Przykład Betard Sparty Wrocław jest chyba najbardziej czytelny, choć od razu trzeba dodać, że nie jedyny. We wtorek wrocławski klub ruszył ze sprzedażą biletów na sierpniową rundę Speedway Grand Prix. W zeszłym roku impreza na Olimpijskim została okrzyknięta najlepszym GP od wielu lat, a nawet najlepszym w historii cyklu. Największy polski portal piszący o żużlu słowem nie zająknął się o tej sprawie. Kibiców żużla w całej Polsce pozostawiając bez możliwości łatwego dotarcia do tej informacji, choć przecież wielu z nich traktuje ten portal jako swoje jedyne źródło wiedzy o wydarzeniach z „żużlowego podwórka”.
Dalej było jeszcze ciekawie. Po 5 minutach od uruchomienia sprzedaży, wszystkie miejsca na Olimpijskim znalazły się w koszykach kibiców. Po internetowych grupach krążą zdjęcia kibiców próbujących swoich sił na 3-4 komputerach ustawionych obok siebie. Tradycyjnie już, system biletowy z którego korzysta Sparta ugiął się pod naporem chętnych co skutkowało sporymi opóźnieniami i frustracją kibiców. Mimo to dwie godziny po rozpoczęciu sprzedaży klub mógł odtrąbić sukces – w sprzedaży pozostały wówczas już tylko bilety stojące i tzw. vipowskie. To absolutny rekord w światowym żużlu. Rok wcześniej Spartanie także pobili rekord cyklu Speedway Grand Prix standardy wyprzedając miejsca siedzące w 24 godziny. Czy o historycznym wyczynie polskiego klubu napisały największe portale, które żyją z popularności tej dyscypliny? Oczywiście, że nie.

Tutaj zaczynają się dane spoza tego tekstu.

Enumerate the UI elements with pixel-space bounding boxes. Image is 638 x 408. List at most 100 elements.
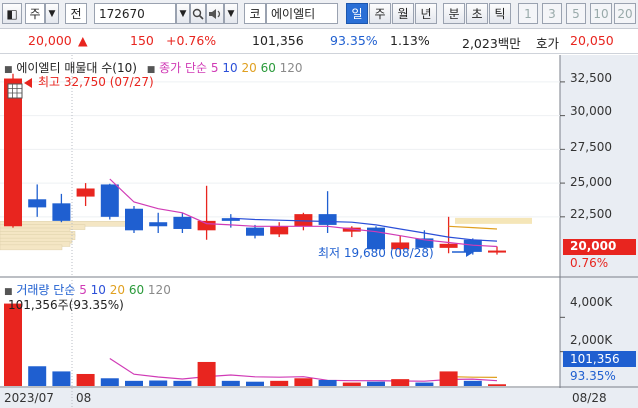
volume-bar xyxy=(4,303,22,386)
high-label: 최고 32,750 (07/27) xyxy=(38,75,154,89)
volume-bar xyxy=(367,381,385,386)
date-axis-bar xyxy=(0,388,638,408)
interval-3[interactable]: 3 xyxy=(542,3,562,24)
volume-bar xyxy=(488,384,506,386)
current-pct-label: 0.76% xyxy=(570,256,609,270)
volume-ma-period-label: 60 xyxy=(125,283,145,297)
chart-toolbar: ◧ 주 ▼ 전 172670 ▼ ▼ 코 에이엘티 일 주 월 년 분 초 틱 … xyxy=(0,0,638,29)
candle-body xyxy=(173,216,192,229)
period-tab-month[interactable]: 월 xyxy=(392,3,414,24)
trade-volume: 101,356 xyxy=(252,33,304,48)
current-price: 20,000 xyxy=(28,33,72,48)
volume-bar xyxy=(28,366,47,386)
period-tab-minute[interactable]: 분 xyxy=(443,3,465,24)
ask-label: 호가 xyxy=(536,36,560,51)
candle-body xyxy=(100,184,119,217)
period-tab-second[interactable]: 초 xyxy=(466,3,488,24)
change-percent: +0.76% xyxy=(166,33,217,48)
volume-profile-bar xyxy=(0,244,63,251)
volume-bar xyxy=(76,373,95,386)
volume-pane-title: 거래량 단순 xyxy=(16,283,76,297)
ask-price: 20,050 xyxy=(570,33,614,48)
stock-code-dropdown-icon[interactable]: ▼ xyxy=(176,3,190,24)
current-price-tag-label: 20,000 xyxy=(570,239,617,253)
candle-body xyxy=(318,214,337,225)
search-icon[interactable] xyxy=(190,3,206,24)
period-select[interactable]: 전 xyxy=(65,3,87,24)
interval-5[interactable]: 5 xyxy=(566,3,586,24)
market-label: 코 xyxy=(244,3,266,24)
period-tab-tick[interactable]: 틱 xyxy=(489,3,511,24)
volume-bar xyxy=(52,371,71,386)
volume-tick: 4,000K xyxy=(570,295,613,309)
candle-body xyxy=(4,78,22,227)
candle-body xyxy=(439,243,458,248)
price-change: 150 xyxy=(130,33,154,48)
volume-bar xyxy=(197,361,216,386)
volume-tick: 2,000K xyxy=(570,333,613,347)
volume-bar xyxy=(173,380,192,386)
low-label: 최저 19,680 (08/28) xyxy=(318,246,434,260)
ma-period-label: 5 xyxy=(210,61,219,75)
volume-bar xyxy=(149,380,168,386)
ma-period-label: 120 xyxy=(275,61,303,75)
date-label: 2023/07 xyxy=(4,391,54,405)
volume-bar xyxy=(415,382,434,386)
speaker-dropdown-icon[interactable]: ▼ xyxy=(224,3,238,24)
candle-body xyxy=(52,203,71,221)
price-tick: 22,500 xyxy=(570,207,612,221)
turnover-rate: 1.13% xyxy=(390,33,430,48)
stock-name-field: 에이엘티 xyxy=(266,3,338,24)
volume-ma-period-label: 120 xyxy=(144,283,171,297)
interval-1[interactable]: 1 xyxy=(518,3,538,24)
trade-amount: 2,023백만 xyxy=(462,36,521,51)
ma-period-labels: 5 10 20 60 120 xyxy=(211,61,303,75)
volume-bar xyxy=(439,371,458,386)
volume-ma-period-label: 20 xyxy=(105,283,126,297)
volume-ma-period-label: 5 xyxy=(79,283,87,297)
window-menu-icon[interactable]: ◧ xyxy=(2,3,22,24)
volume-bar xyxy=(246,381,264,386)
period-tab-day[interactable]: 일 xyxy=(346,3,368,24)
speaker-icon[interactable] xyxy=(206,3,224,24)
price-tick: 32,500 xyxy=(570,71,612,85)
candle-body xyxy=(149,222,168,227)
interval-20[interactable]: 20 xyxy=(614,3,636,24)
current-volume-pct: 93.35% xyxy=(570,369,616,383)
volume-bar xyxy=(463,380,482,386)
current-volume-tag-label: 101,356 xyxy=(570,352,620,366)
date-label: 08 xyxy=(76,391,92,405)
candle-body xyxy=(28,199,47,208)
candle-body xyxy=(76,188,95,197)
volume-bar xyxy=(342,382,361,386)
volume-profile-bar xyxy=(455,217,532,224)
price-tick: 30,000 xyxy=(570,104,612,118)
volume-bar xyxy=(270,380,289,386)
code-type-dropdown-icon[interactable]: ▼ xyxy=(45,3,59,24)
code-type-select[interactable]: 주 xyxy=(25,3,45,24)
ma-period-label: 60 xyxy=(256,61,276,75)
period-tab-year[interactable]: 년 xyxy=(415,3,437,24)
stock-chart[interactable] xyxy=(0,55,638,408)
volume-bar xyxy=(221,380,240,386)
ma-period-label: 20 xyxy=(237,61,257,75)
date-label-right: 08/28 xyxy=(572,391,607,405)
price-tick: 27,500 xyxy=(570,140,612,154)
candle-body xyxy=(270,226,289,235)
quote-bar: 20,000 ▲ 150 +0.76% 101,356 93.35% 1.13%… xyxy=(0,29,638,54)
volume-ratio: 93.35% xyxy=(330,33,378,48)
ma-period-label: 10 xyxy=(218,61,238,75)
volume-value-label: 101,356주(93.35%) xyxy=(8,298,124,312)
stock-code-input[interactable]: 172670 xyxy=(94,3,176,24)
volume-ma-period-labels: 5 10 20 60 120 xyxy=(79,283,171,297)
period-tab-week[interactable]: 주 xyxy=(369,3,391,24)
volume-ma-period-label: 10 xyxy=(86,283,106,297)
volume-bar xyxy=(391,379,410,386)
volume-bar xyxy=(125,380,143,386)
interval-10[interactable]: 10 xyxy=(590,3,612,24)
candle-body xyxy=(246,227,264,236)
grid-settings-icon[interactable] xyxy=(7,83,23,99)
price-tick: 25,000 xyxy=(570,175,612,189)
candle-body xyxy=(125,208,143,231)
ma-prefix-label: 종가 단순 xyxy=(159,61,208,75)
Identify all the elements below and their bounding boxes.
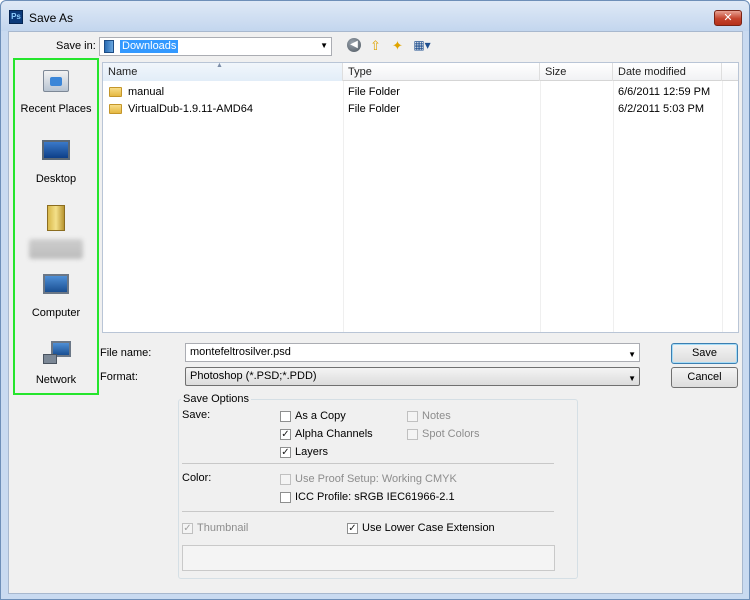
photoshop-app-icon: Ps xyxy=(9,10,23,24)
file-name-cell: manual xyxy=(128,86,165,98)
column-header-size[interactable]: Size xyxy=(540,63,613,81)
save-section-label: Save: xyxy=(182,409,211,421)
network-icon xyxy=(43,341,71,364)
file-row[interactable]: manual File Folder 6/6/2011 12:59 PM xyxy=(103,84,723,100)
new-folder-icon[interactable]: ✦ xyxy=(389,38,406,53)
format-value: Photoshop (*.PSD;*.PDD) xyxy=(190,370,317,382)
close-button[interactable]: ✕ xyxy=(714,10,742,26)
file-date-cell: 6/6/2011 12:59 PM xyxy=(618,86,711,98)
save-in-value: Downloads xyxy=(120,40,179,53)
up-folder-icon[interactable]: ⇧ xyxy=(367,38,384,53)
divider xyxy=(182,511,554,512)
checkbox-box[interactable] xyxy=(407,429,418,440)
save-options-title: Save Options xyxy=(181,393,252,405)
file-name-input[interactable]: montefeltrosilver.psd ▼ xyxy=(185,343,640,362)
place-user-folder[interactable] xyxy=(15,203,97,259)
column-divider xyxy=(722,81,723,332)
file-name-label: File name: xyxy=(100,347,152,359)
place-network[interactable]: Network xyxy=(15,338,97,386)
warning-message-area xyxy=(182,545,555,571)
checkbox-label: As a Copy xyxy=(295,410,346,422)
list-header: Name ▲ Type Size Date modified xyxy=(103,62,738,81)
column-header-name[interactable]: Name xyxy=(103,63,343,81)
checkbox-box[interactable] xyxy=(280,492,291,503)
place-label: Computer xyxy=(31,307,81,319)
computer-icon xyxy=(43,274,69,294)
color-section-label: Color: xyxy=(182,472,212,484)
checkbox-box[interactable] xyxy=(280,411,291,422)
save-in-label: Save in: xyxy=(56,40,96,52)
chevron-down-icon: ▼ xyxy=(628,374,636,383)
checkbox-box[interactable]: ✓ xyxy=(280,429,291,440)
cancel-button[interactable]: Cancel xyxy=(671,367,738,388)
checkbox-box[interactable]: ✓ xyxy=(182,523,193,534)
file-name-value: montefeltrosilver.psd xyxy=(190,346,291,358)
desktop-icon xyxy=(42,140,70,160)
recent-places-icon xyxy=(43,70,69,92)
save-in-dropdown[interactable]: Downloads ▼ xyxy=(99,37,332,56)
chevron-down-icon: ▼ xyxy=(320,41,328,50)
place-computer[interactable]: Computer xyxy=(15,271,97,319)
view-menu-icon[interactable]: ▦▾ xyxy=(409,38,435,53)
checkbox-box[interactable] xyxy=(407,411,418,422)
column-header-date-modified[interactable]: Date modified xyxy=(613,63,722,81)
file-row[interactable]: VirtualDub-1.9.11-AMD64 File Folder 6/2/20… xyxy=(103,101,723,117)
format-dropdown[interactable]: Photoshop (*.PSD;*.PDD) ▼ xyxy=(185,367,640,386)
checkbox-box[interactable]: ✓ xyxy=(347,523,358,534)
place-desktop[interactable]: Desktop xyxy=(15,136,97,185)
place-label: Desktop xyxy=(35,173,77,185)
checkbox-label: Layers xyxy=(295,446,329,458)
checkbox-label: Spot Colors xyxy=(422,428,480,440)
downloads-folder-icon xyxy=(104,40,114,53)
place-label: Recent Places xyxy=(20,103,92,115)
checkbox-label: Use Lower Case Extension xyxy=(362,522,495,534)
redacted-label xyxy=(29,239,83,259)
checkbox-label: Use Proof Setup: Working CMYK xyxy=(295,473,457,485)
places-bar: Recent Places Desktop Computer Network xyxy=(13,58,99,395)
dialog-body: Save in: Downloads ▼ ◀ ⇧ ✦ ▦▾ Recent Pla… xyxy=(8,31,743,594)
folder-icon xyxy=(109,87,122,97)
save-button[interactable]: Save xyxy=(671,343,738,364)
column-divider xyxy=(343,81,344,332)
divider xyxy=(182,463,554,464)
column-header-type[interactable]: Type xyxy=(343,63,540,81)
checkbox-label: ICC Profile: sRGB IEC61966-2.1 xyxy=(295,491,455,503)
checkbox-label: Alpha Channels xyxy=(295,428,373,440)
sort-ascending-icon: ▲ xyxy=(216,62,223,69)
file-name-cell: VirtualDub-1.9.11-AMD64 xyxy=(128,103,253,115)
checkbox-box[interactable] xyxy=(280,474,291,485)
place-recent-places[interactable]: Recent Places xyxy=(15,68,97,115)
user-folder-icon xyxy=(47,205,65,231)
folder-icon xyxy=(109,104,122,114)
file-date-cell: 6/2/2011 5:03 PM xyxy=(618,103,705,115)
format-label: Format: xyxy=(100,371,138,383)
checkbox-label: Notes xyxy=(422,410,451,422)
file-list[interactable]: Name ▲ Type Size Date modified manual Fil… xyxy=(102,62,739,333)
title-bar[interactable]: Ps Save As ✕ xyxy=(1,1,749,31)
checkbox-label: Thumbnail xyxy=(197,522,249,534)
back-icon[interactable]: ◀ xyxy=(347,38,364,53)
checkbox-box[interactable]: ✓ xyxy=(280,447,291,458)
file-type-cell: File Folder xyxy=(348,86,400,98)
chevron-down-icon[interactable]: ▼ xyxy=(628,348,636,361)
place-label: Network xyxy=(35,374,77,386)
save-as-dialog: Ps Save As ✕ Save in: Downloads ▼ ◀ ⇧ ✦ … xyxy=(0,0,750,600)
column-divider xyxy=(613,81,614,332)
file-type-cell: File Folder xyxy=(348,103,400,115)
dialog-title: Save As xyxy=(29,11,74,25)
column-divider xyxy=(540,81,541,332)
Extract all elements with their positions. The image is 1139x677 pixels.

Embargo informacyjne nałożone na Betard Spartę widoczne jest od dawna. Jeśli zajrzycie na podstronę poświęconą wrocławskiemu klubowi w największym żużlowym portalu możecie przeczytać dziesiątki artykułów dotyczących domniemanego złamania procedur antydopingowych przez Maksyma Drabika – tutaj bez ogródek nazywanego wpadką dopingową, lub ewentualnie mającej już kilka miesięcy „afery” związanej ze złożonym przez Macieja Janowskiego i wspomnianego Drabika L4 zwalniającym ich z występu w towarzyskim meczu kadry. Informacje o działalności klubu? Jedna – mająca potencjał „aferowy” informacja o zawarciu kontraktu z braćmi Curzytkami.

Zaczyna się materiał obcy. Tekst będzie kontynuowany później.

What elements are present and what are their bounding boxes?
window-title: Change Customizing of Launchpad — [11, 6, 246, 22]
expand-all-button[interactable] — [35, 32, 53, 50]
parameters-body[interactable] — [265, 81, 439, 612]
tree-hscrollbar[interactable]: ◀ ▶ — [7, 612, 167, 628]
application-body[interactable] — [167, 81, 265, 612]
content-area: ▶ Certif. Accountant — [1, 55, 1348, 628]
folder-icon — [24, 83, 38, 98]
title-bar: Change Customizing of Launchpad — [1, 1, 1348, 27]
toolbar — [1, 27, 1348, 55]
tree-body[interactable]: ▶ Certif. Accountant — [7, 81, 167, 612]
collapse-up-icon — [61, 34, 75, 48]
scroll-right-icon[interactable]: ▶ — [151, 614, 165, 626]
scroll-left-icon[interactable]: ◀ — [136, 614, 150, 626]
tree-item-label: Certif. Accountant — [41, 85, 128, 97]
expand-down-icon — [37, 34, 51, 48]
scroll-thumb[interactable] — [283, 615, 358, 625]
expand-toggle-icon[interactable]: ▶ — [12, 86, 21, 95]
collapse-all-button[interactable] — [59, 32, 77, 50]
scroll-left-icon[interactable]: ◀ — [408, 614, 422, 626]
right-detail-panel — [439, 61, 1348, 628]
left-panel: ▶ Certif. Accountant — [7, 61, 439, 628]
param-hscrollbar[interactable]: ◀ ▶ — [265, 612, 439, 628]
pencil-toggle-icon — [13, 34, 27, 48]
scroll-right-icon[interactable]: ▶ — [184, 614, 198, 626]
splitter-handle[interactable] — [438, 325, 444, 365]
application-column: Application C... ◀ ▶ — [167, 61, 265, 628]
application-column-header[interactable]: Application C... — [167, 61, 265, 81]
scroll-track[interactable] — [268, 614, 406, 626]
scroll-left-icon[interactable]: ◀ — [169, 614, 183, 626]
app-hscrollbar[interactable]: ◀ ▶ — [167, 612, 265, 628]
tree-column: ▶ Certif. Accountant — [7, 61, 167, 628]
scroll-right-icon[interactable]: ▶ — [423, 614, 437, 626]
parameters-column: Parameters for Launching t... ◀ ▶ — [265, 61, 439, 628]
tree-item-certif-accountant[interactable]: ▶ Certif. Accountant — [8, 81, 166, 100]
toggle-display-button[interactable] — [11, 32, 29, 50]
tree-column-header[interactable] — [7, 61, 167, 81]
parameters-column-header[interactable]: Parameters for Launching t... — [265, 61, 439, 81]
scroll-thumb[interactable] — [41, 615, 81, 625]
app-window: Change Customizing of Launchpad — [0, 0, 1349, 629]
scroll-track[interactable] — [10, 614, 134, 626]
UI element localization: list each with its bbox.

Dlaczego żużlowe media przedstawiają jeden z najmocniejszych klubów ligi wyłącznie w ten sposób? Powodów może być kilka – od personalnych konfliktów, jak w przypadku redaktora Wojciecha Koerbera, który nie ukrywa niechęci do klubu z Wrocławia i z zegarmistrzowską precyzją wbija kolejne szpilki Sparcie w niemal każdym tekście, którego jest autorem – aż po wspomniany już potencjał „aferowy”. Wrocław to nie tylko mocny ośrodek, z którym rywalizuje niemal cały kraj, ale także bardzo duże jak na żużlowe standardy miasto. Wielu kibiców jest zatem naturalnie „uprzedzona” do klubu z tego miasta i chętnie „klika” nieprzychylne mu artykuły. Nie ma tym zresztą nic dziwnego. Podobnie sytuacja wygląda w przypadku wielu klubów w Polsce i na świecie. W angielskiej piłce najmniej lubianym klubem jest stołeczny Arsenal, nie tylko ze względu na to, że nie lubią go niemal wszyscy kibice spoza Londynu, ale także na długi okres bardzo dobrych wyników za kadencji Arsene’a Wengera.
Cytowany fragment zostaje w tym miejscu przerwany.